Alloggi universitari e nuove case per residenti, San Simplicio sta cambiando con il Pinqua

A San Simplicio in corso i lavori per ridurre l’emergenza abitativa a Olbia.

L’ex palazzo delle ferrovie del quartiere San Simplicio, a Olbia, sta per cambiare volto. L’area attorno all’immobile è stata transennata e presto quello che per anni è stato segno di degrado sarà restituito alla città, con un fine importantissimo. Sarà la casa dello studente, come ha ribadito il sindaco di Olbia, Settimo Nizzi, durante la conferenza stampa di fine anno che si è tenuta il 23 dicembre scorso in via Dante.

Il Pinqua.

I lavori rientrano nel più ambizioso progetto Pinqua, che comprende il restyling di tre quartieri della città: San Simplicio, Orgosoleddu e San Nicola. L’ex palazzo delle Ferrovie fa pare del rione San Simplicio, il più degradato della città nonostante la vicinanza al centro storico e luogo in cui si trova la romanica Basilica di San Simplicio. Questo quartiere avrà il maggiore numero di interventi di riqualificazione, molti dei quali sono già in corso.

L’impegno del Comune è grande per fare di Olbia una cittadella universitaria, concentrata soprattutto nel centro storico. Contemporaneamente alla riqualificazione del palazzo di via Vittorio Veneto vanno avanti anche i lavori per realizzare un’altra sede universitaria all’ex Standa. “Siamo riusciti a portare l’ateneo dentro Olbia e ora stanno cominciando i lavori di ristrutturazione del Palazzo Giordo e nei prossimi anni vedremo questa opera realizzata”, ha assicurato Nizzi.

Intanto il progetto avanza nei quartieri di Olbia. A San Simplicio sono state transennati diversi ruderi, pronti alla demolizione. Sono una circa decina pronti per la riqualificazione e la realizzazione degli alloggi residenziali. Uno di questi, in via San Simplicio, è in dirittura d’arrivo: i lavori sono già in conclusione. Le opere di riqualificazione più incisive tra via del Piave, via Brigata Sassari, via San Simplicio e via Andrea Doria. Questi importanti interventi non solo ridurranno l’emergenza abitativa ma miglioreranno l’estetica di un quartiere che, purtroppo, da anni vive una situazione di grande degrado. Assieme alla riqualificazione delle abitazioni sarà sistemata la viabilità che prevede più strade a senso unico, più verde pubblico, più piste ciclopedonali e nuova pavimentazione, anche per prevenire gli allagamenti. Altre abitazioni, invece, sono state ristrutturate da privati che hanno deciso di investire per andare a vivere in una zona prossima al centro storico.

Il problema dell’acqua.

In questo quartiere, purtroppo, esiste una criticità: ovvero la tendenza ad allagarsi quando si verificano piogge.
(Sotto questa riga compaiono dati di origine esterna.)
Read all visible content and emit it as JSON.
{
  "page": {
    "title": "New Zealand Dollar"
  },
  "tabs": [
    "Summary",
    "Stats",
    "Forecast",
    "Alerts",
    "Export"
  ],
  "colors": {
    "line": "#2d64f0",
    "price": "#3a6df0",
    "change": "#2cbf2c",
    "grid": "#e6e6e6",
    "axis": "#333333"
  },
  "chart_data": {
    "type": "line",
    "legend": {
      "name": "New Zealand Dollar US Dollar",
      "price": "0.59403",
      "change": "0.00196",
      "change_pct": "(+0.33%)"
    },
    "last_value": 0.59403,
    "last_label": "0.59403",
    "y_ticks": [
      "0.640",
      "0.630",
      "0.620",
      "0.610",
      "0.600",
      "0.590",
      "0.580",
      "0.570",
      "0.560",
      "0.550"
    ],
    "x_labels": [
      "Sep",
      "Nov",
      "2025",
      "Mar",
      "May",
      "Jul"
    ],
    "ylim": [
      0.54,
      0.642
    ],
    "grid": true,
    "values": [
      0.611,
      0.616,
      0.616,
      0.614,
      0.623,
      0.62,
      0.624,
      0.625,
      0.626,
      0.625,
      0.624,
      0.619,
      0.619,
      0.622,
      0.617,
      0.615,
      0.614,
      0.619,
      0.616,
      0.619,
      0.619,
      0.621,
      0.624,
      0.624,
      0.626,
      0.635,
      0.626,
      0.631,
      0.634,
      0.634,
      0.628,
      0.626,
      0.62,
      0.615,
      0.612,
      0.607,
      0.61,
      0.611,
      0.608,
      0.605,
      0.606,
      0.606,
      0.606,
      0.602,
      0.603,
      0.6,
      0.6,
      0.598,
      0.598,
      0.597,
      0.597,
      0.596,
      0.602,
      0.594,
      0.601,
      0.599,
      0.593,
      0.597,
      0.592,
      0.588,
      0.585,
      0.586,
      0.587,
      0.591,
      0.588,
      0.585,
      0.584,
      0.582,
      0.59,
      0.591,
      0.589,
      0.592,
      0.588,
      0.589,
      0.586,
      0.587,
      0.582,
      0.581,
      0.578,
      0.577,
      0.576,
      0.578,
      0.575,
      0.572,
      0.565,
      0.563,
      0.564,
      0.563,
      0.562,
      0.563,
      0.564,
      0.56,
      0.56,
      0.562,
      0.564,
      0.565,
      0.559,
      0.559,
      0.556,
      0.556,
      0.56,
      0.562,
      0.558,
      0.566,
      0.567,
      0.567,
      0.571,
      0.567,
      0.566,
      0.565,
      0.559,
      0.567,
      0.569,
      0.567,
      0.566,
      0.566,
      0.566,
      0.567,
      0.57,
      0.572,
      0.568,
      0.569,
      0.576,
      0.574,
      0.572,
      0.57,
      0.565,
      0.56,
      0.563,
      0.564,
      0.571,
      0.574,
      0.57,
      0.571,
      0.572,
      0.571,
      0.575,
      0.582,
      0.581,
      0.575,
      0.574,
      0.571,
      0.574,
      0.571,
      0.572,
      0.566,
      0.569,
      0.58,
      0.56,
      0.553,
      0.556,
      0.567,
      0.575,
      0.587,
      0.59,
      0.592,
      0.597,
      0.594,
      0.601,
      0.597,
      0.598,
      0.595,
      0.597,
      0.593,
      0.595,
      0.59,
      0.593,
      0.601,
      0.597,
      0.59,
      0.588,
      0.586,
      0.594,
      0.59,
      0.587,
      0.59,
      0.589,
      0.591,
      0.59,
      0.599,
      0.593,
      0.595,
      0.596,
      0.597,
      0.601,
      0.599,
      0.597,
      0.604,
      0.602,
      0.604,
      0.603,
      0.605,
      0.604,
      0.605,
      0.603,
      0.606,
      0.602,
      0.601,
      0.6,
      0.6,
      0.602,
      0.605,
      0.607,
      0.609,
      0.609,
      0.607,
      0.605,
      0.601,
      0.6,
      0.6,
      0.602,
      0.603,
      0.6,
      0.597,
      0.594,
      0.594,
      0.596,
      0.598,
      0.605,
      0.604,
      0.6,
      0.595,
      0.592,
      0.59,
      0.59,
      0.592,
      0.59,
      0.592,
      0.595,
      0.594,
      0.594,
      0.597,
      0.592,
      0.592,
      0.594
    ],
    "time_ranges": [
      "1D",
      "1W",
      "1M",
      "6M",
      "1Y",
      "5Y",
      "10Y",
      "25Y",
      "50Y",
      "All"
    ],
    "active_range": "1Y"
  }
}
Durante gli ultimi acquazzoni, infatti, via Brigata Sassari e le strade circostanti del quartiere si sono trasformate in fiumi. Non è quindi solo il degrado a caratterizzare il quartiere, ma esiste una criticità riguardo al rischio idrogeologico. Dalle carte il progetto Pinqua però promette la realizzazione di pavimentazioni drenanti che dovrebbero in qualche modo ridurre il problema. Tuttavia, la vera sfida rappresenta il piano contro il rischio idrogeologico che prevede la messa in sicurezza dell’intera città dall’acqua, i cui lavori vedranno la luce nel 2026.